Das vorliegende Heft der „Mathematischen Semesterberichte“ greift schwerpunktmäßig einen aktuellen Anlass auf: Im vergangenen Jahr jährte sich der Tod von Richard Dedekind (1831–1916) zum hundertsten Male. Aus diesem Anlass fand in Braunschweig, seinem Geburtsort, der auch seine wichtigste Wirkungsstätte war, ein Kolloquium zu seinen Ehren statt. Aus diesem sind die vier Beiträge zu Dedekind hervorgegangen, die wir hier abdrucken. Natürlich war es uns nicht möglich, in dem hier gegebenen Rahmen die gesamte Breite des Dedekindschen Schaffens abzubilden; wir bieten einen Ausschnitt daraus, der sich auf seine Beiträge zu den Grundlagen der Analysis und deren philosophische Dimension konzentriert.

Unberücksichtigt bleiben Dedekinds Verdienste um die algebraische Zahlentheorie, insbesondere seine Idealtheorie (im Zuge seiner Herausgabe der Dirichletschen Vorlesungen über Zahlentheorie ab 1879) sowie deren Anwendungen auf Riemannsche Flächen (in einer gemeinsamen Arbeit mit Heinrich Weber von 1882). Zur Würdigung dieser Leistung zitieren wir Harold M. Edwards aus seiner Abhandlung „Dedekind’s invention of ideals“Footnote 1:

The success of Dedekind’s ideas has been so great that modern mathematicians unaware of the history have no idea how innovative they were. Pierre Dugac rightly called Dedekind’s first publication of his theory of ideals the “birthplace” of the modern set-theoretic approach to the foundations of mathematics.

Edwards diskutiert sehr lesenswert neben der Dedekindschen Theorie mit den idealen Zahlen von Ernst Eduard Kummer sowie den Divisoren von Leopold Kronecker alternative Zugänge für die Arithmetik in Zahlkörpern und erörtert, wieso sich gerade Dedekinds Ideale als so dominant erwiesen haben.

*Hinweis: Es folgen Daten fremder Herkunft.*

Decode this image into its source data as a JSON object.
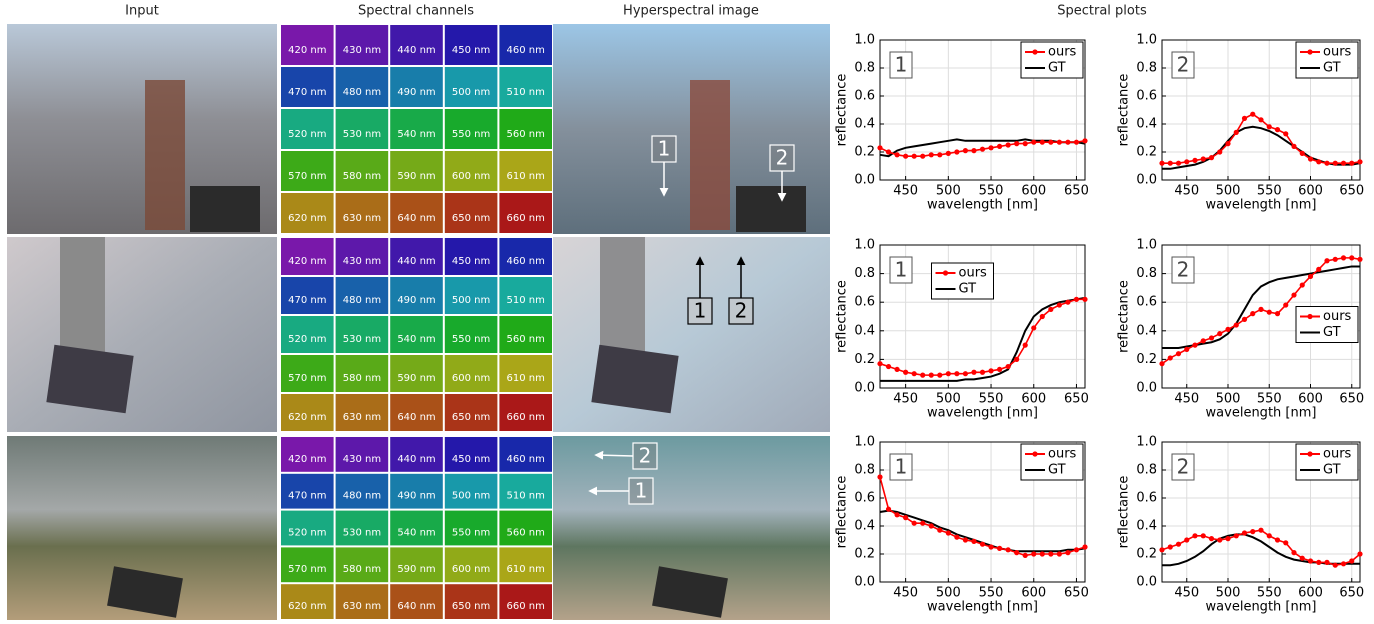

Ergänzt werden die im vorliegenden Heft abgedruckten Beiträge zu Dedekind durch einen kleinen Aufsatz, der Einzelheiten zu Dedekinds Berufung nach Zürich (1858) dokumentiert. Mit diesem eröffnen wir eine neue, mit „Dokumente“ überschriebene Rubrik, deren Ziel es ist, den Leserinnen und Lesern an Hand von Originalquellen einen authentischen Eindruck von wichtigen Ereignissen der Mathematikgeschichte zu vermitteln. In dieser Rubrik findet sich im vorliegenden Heft auch eine Arbeit von Ilka Agricola und Friedrich Pukelsheim. Sie widmet sich einem denkwürdigen Brief des Marburger Mathematikers Otto Niemeyer vom 16. Oktober 1970 an das Präsidium des Bundestags der Bundesrepublik Deutschland, in dem Niemeyer auf Unvollkommenheiten des Systems hinwies, mit dem die Sitze im Bundestag und in seinen Ausschüssen gemäß Wahlergebnis zugeteilt werden. Der aktuelle Anlass liegt auf der Hand.